How does this help employees identify and work on their weakness–and thereby come closer to reaching their potential? The authors tell a story about an employee named Jackie who’d become the leader of the marketing group and a member of MV21. When her colleagues voted to remove her from MV21, Jackie called it a “crushing blow.” But it was a wake-up call, too. Jackie realized that her peers viewed her as someone who rarely offered help or replied to requests for help.
At a company event called 10X–an all-hands meeting at which employees give presentations and receive feedback on their cultural contributions–Jackie admitted that she had become a selfish employee. After the presentation, she began coaching others in once-a-month sessions. Soon she was virutally coaching peers at the London office. After a while, Mondays became all-day coaching sessions for her colleagues. And less than one year after she was removed from MV21, she was voted back on. She had become a linebacker.
4. Make meetings more personal. At another DDO called Decurion, an 1,100-employee real estate and movie theater company based in Los Angeles, meetings are an intentionally prolonged occasion. The reason? All meetings begin with a process called a check-in. One by one, going around the table, employees say, “Hi, my name is ____,” and then say whatever they need to say in order to be fully present in the room. It could be a revelation of a mood, of a stressful situation at home, or a concern about a work-related matter. COO Bryan Ungard told the authors: “Our full humanity is required, and to have that, you need authentic engagement.”
One of Decurion’s axioms is that “people are not only means but also ends in themselves.” The company defines itself by allowing its employees to express themselves as people with emotional needs, rather than employees who are playing robotic roles in a revenue-generating process.
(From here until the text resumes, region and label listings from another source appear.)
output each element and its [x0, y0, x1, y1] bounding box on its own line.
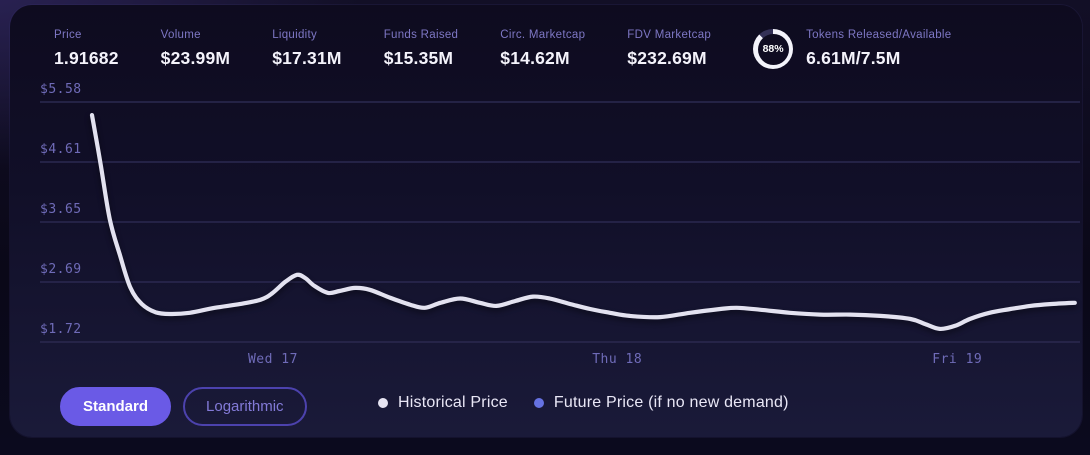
stat-volume-value: $23.99M [160, 48, 231, 68]
scale-toggle-group: Standard Logarithmic [60, 387, 307, 426]
stat-price-value: 1.91682 [54, 48, 119, 68]
stat-funds-raised-value: $15.35M [383, 48, 454, 68]
price-line-chart-canvas[interactable] [10, 5, 1090, 455]
tokens-released-percent: 88% [762, 43, 784, 55]
stat-tokens-released: 88% Tokens Released/Available 6.61M/7.5M [753, 29, 951, 69]
stat-fdv-marketcap-label: FDV Marketcap [627, 29, 712, 41]
chart-legend: Historical Price Future Price (if no new… [378, 394, 789, 412]
stat-circ-marketcap: Circ. Marketcap $14.62M [500, 29, 585, 69]
x-axis-tick-label: Wed 17 [247, 352, 298, 367]
historical-price-line[interactable] [89, 113, 1077, 332]
stat-circ-marketcap-value: $14.62M [500, 48, 570, 68]
historical-price-dot-icon [378, 398, 388, 408]
legend-item-future: Future Price (if no new demand) [533, 394, 789, 412]
stat-liquidity: Liquidity $17.31M [272, 29, 342, 69]
stat-fdv-marketcap-value: $232.69M [627, 48, 707, 68]
future-price-dot-icon [533, 398, 544, 408]
y-axis-tick-label: $4.61 [40, 142, 82, 157]
logarithmic-scale-button[interactable]: Logarithmic [183, 387, 307, 426]
stat-volume-label: Volume [160, 29, 201, 41]
legend-future-label: Future Price (if no new demand) [553, 394, 789, 411]
y-axis-tick-label: $3.65 [40, 202, 82, 217]
tokens-released-progress-ring: 88% [753, 29, 794, 69]
price-chart-card: Price 1.91682 Volume $23.99M Liquidity $… [10, 5, 1082, 437]
x-axis-tick-label: Fri 19 [932, 352, 983, 367]
stat-volume: Volume $23.99M [161, 29, 231, 69]
stat-liquidity-label: Liquidity [272, 29, 318, 41]
price-chart[interactable]: $5.58 $4.61 $3.65 $2.69 $1.72 Wed 17 Thu 18 Fri… [10, 5, 1082, 437]
legend-historical-label: Historical Price [398, 394, 508, 411]
stat-fdv-marketcap: FDV Marketcap $232.69M [627, 29, 711, 69]
stat-price-label: Price [54, 29, 82, 41]
stat-tokens-label: Tokens Released/Available [806, 29, 952, 41]
y-axis-tick-label: $1.72 [40, 322, 82, 337]
stat-liquidity-value: $17.31M [272, 48, 342, 68]
stat-tokens-value: 6.61M/7.5M [806, 48, 901, 68]
y-axis-tick-label: $5.58 [40, 82, 82, 97]
stat-price: Price 1.91682 [54, 29, 119, 69]
legend-item-historical: Historical Price [378, 394, 508, 412]
stat-circ-marketcap-label: Circ. Marketcap [500, 29, 586, 41]
stat-tokens-text: Tokens Released/Available 6.61M/7.5M [806, 29, 951, 69]
stats-bar: Price 1.91682 Volume $23.99M Liquidity $… [54, 29, 951, 69]
stat-funds-raised-label: Funds Raised [383, 29, 459, 41]
y-axis-tick-label: $2.69 [40, 262, 82, 277]
standard-scale-button[interactable]: Standard [60, 387, 172, 426]
x-axis-tick-label: Thu 18 [592, 352, 643, 367]
stat-funds-raised: Funds Raised $15.35M [384, 29, 459, 69]
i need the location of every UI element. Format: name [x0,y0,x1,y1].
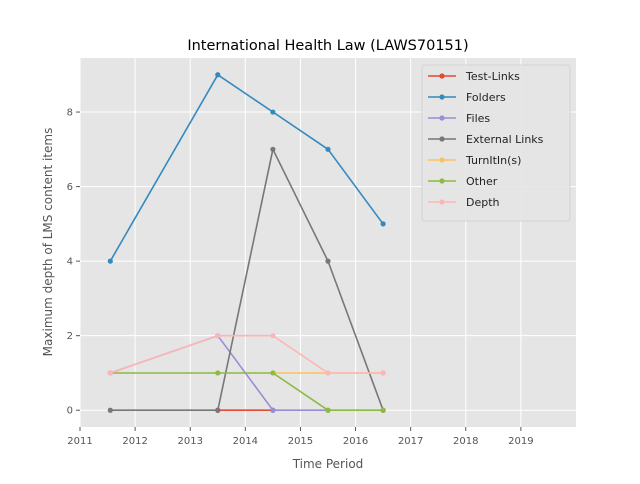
data-point [380,407,386,413]
series-depth [107,333,386,376]
legend-label: External Links [466,133,544,146]
x-tick-label: 2015 [288,436,313,447]
legend-swatch-marker [439,157,445,163]
x-tick-label: 2012 [122,436,147,447]
legend-label: TurnItIn(s) [465,154,521,167]
data-point [215,407,221,413]
data-point [270,146,276,152]
legend-swatch-marker [439,136,445,142]
legend-swatch-marker [439,73,445,79]
data-point [107,370,113,376]
data-point [107,407,113,413]
data-point [107,258,113,264]
x-tick-label: 2011 [67,436,92,447]
legend-entry: External Links [428,133,544,146]
legend-label: Test-Links [465,70,520,83]
data-point [325,146,331,152]
legend-entry: Folders [428,91,506,104]
data-point [325,370,331,376]
data-point [380,221,386,227]
series-layer [107,72,386,413]
data-point [380,370,386,376]
data-point [270,370,276,376]
data-point [325,258,331,264]
y-tick-label: 8 [67,108,73,119]
x-tick-label: 2014 [233,436,258,447]
legend-box [421,64,571,222]
x-axis-label: Time Period [292,457,364,471]
chart-title: International Health Law (LAWS70151) [187,38,468,54]
legend-entry: Other [428,175,498,188]
legend-label: Folders [466,91,506,104]
y-tick-label: 4 [67,257,73,268]
legend-swatch-marker [439,199,445,205]
legend-label: Files [466,112,490,125]
legend-entry: TurnItIn(s) [428,154,521,167]
legend-swatch-marker [439,94,445,100]
y-tick-label: 2 [67,331,73,342]
series-folders [107,72,386,264]
data-point [215,333,221,339]
legend-swatch-marker [439,115,445,121]
legend-entry: Files [428,112,490,125]
x-tick-label: 2017 [398,436,423,447]
y-tick-label: 0 [67,406,73,417]
data-point [325,407,331,413]
axes: 2011 2012 2013 2014 2015 2016 2017 2018 2019 0 2 4 6… [67,108,534,447]
data-point [215,72,221,78]
legend-swatch-marker [439,178,445,184]
legend: Test-Links Folders Files External Links Turn… [421,64,571,222]
data-point [215,370,221,376]
legend-label: Other [466,175,498,188]
x-tick-label: 2019 [508,436,533,447]
x-tick-label: 2016 [343,436,368,447]
y-tick-label: 6 [67,182,73,193]
x-tick-label: 2013 [177,436,202,447]
data-point [270,109,276,115]
legend-label: Depth [466,196,500,209]
legend-entry: Depth [428,196,500,209]
legend-entry: Test-Links [428,70,520,83]
data-point [270,407,276,413]
x-tick-label: 2018 [453,436,478,447]
data-point [270,333,276,339]
y-axis-label: Maximum depth of LMS content items [41,128,55,357]
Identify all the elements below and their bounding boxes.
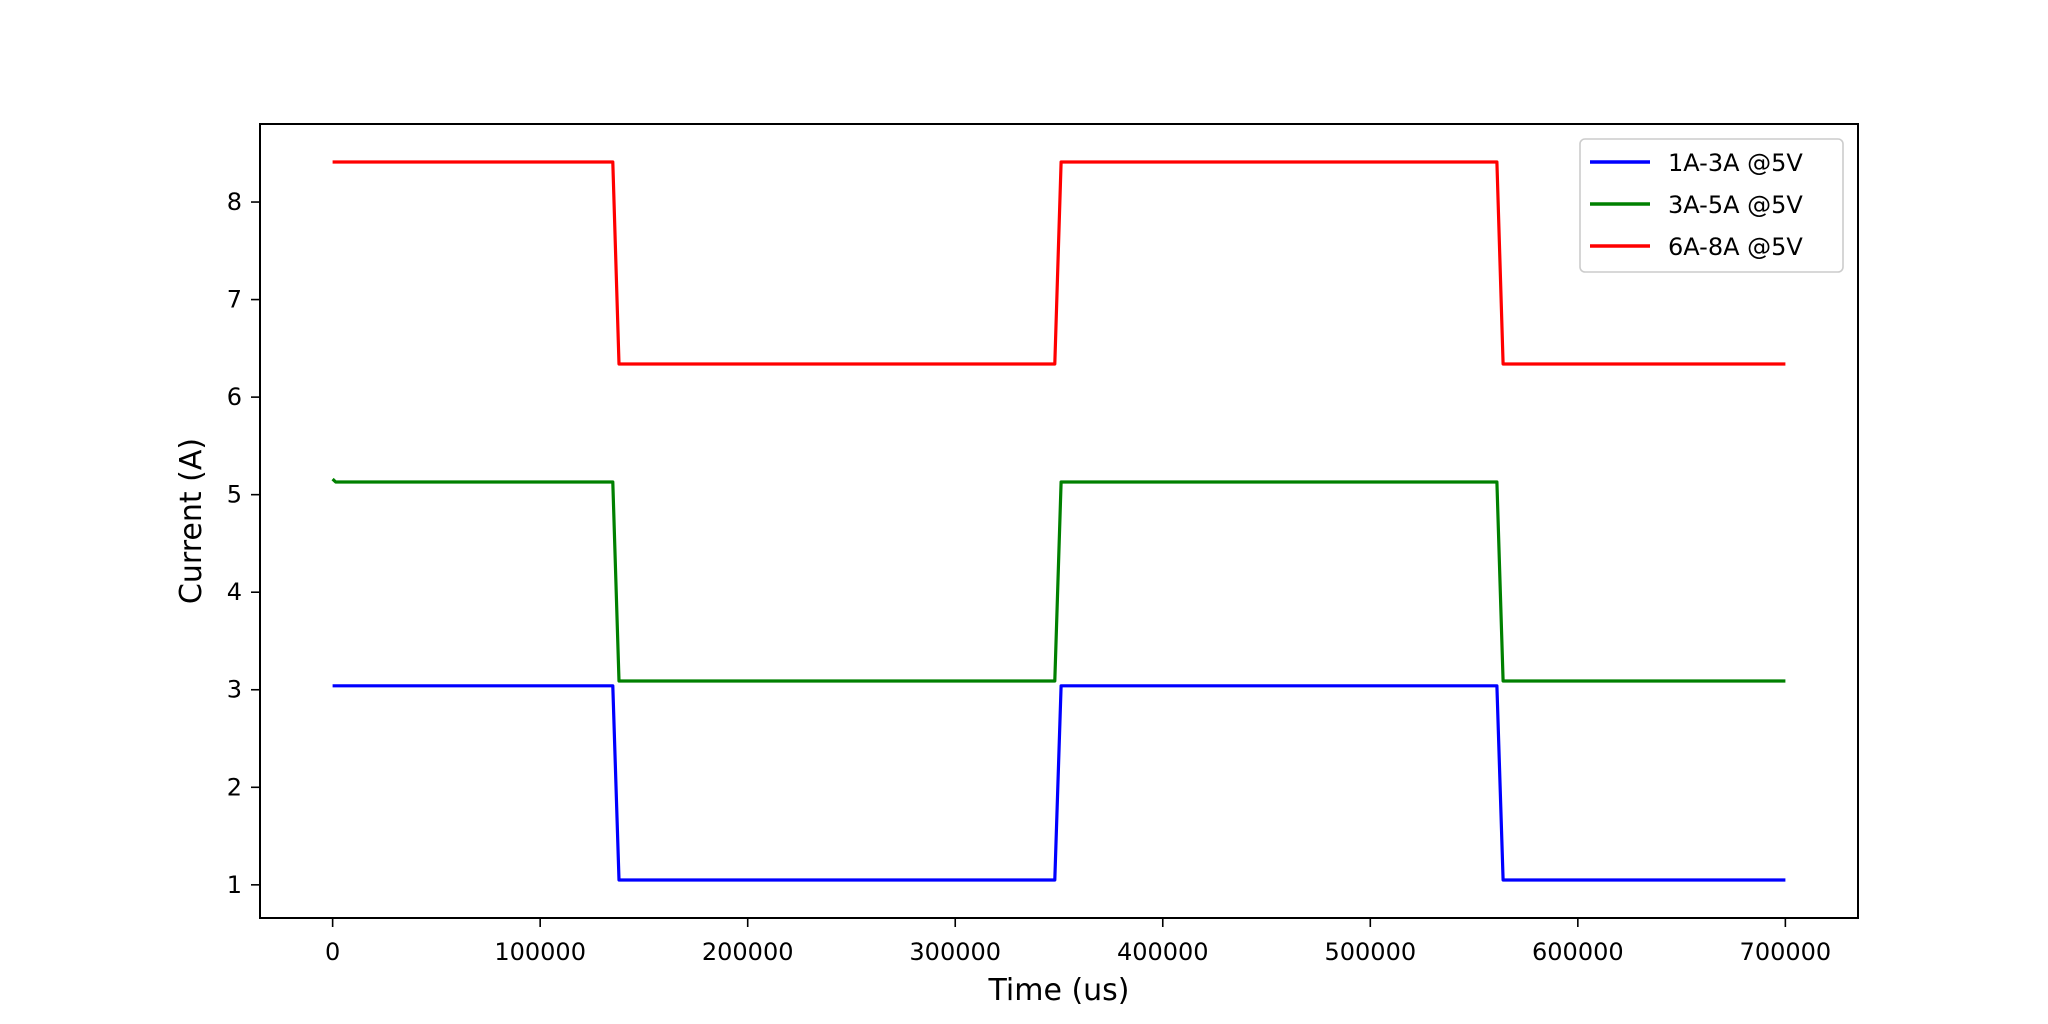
series-line-3 (332, 160, 1786, 366)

Though the check-in slows meetings down–it can take as long as an hour–the process reinforces the company’s axiom of making its people feel like ends in themselves, not just means by which the company can make money.
5. Give your job away. At Decurion, the leadership urges employees–especially high-ranking ones–to always be “giving your job away.” What they mean is this: Instead of standing behind your job title or authority, stand behind data, or the wisdom of the decision.
As commonsensical as it sounds, the company’s “give your job away” mantra has created a culture in which entry- or mid-level employees do not hesitate to call out leaders on their shortcomings. For example, Nora Dashwood, COO of the company’s ArcLight Cinemas division, once learned from a theater assistant manager in his early twenties that “he could feel the air in the room go cold” around Dashwood whenever a problem arose. He felt Dashwood imposed a barrier between herself and the employees to whom she was delegating tasks, and that the barrier only stiffened when things weren’t going well.
Dashwood now considers this employee her “canary in a coal mine.” She told the authors: “To be more effective as a leader and more of who I wanted to be as a person, I needed to be with the people as they engaged with the work.” It was the first step in Dashwood learning about one of her weaknesses and addressing it–and fulfilling more of her own potential, in the process.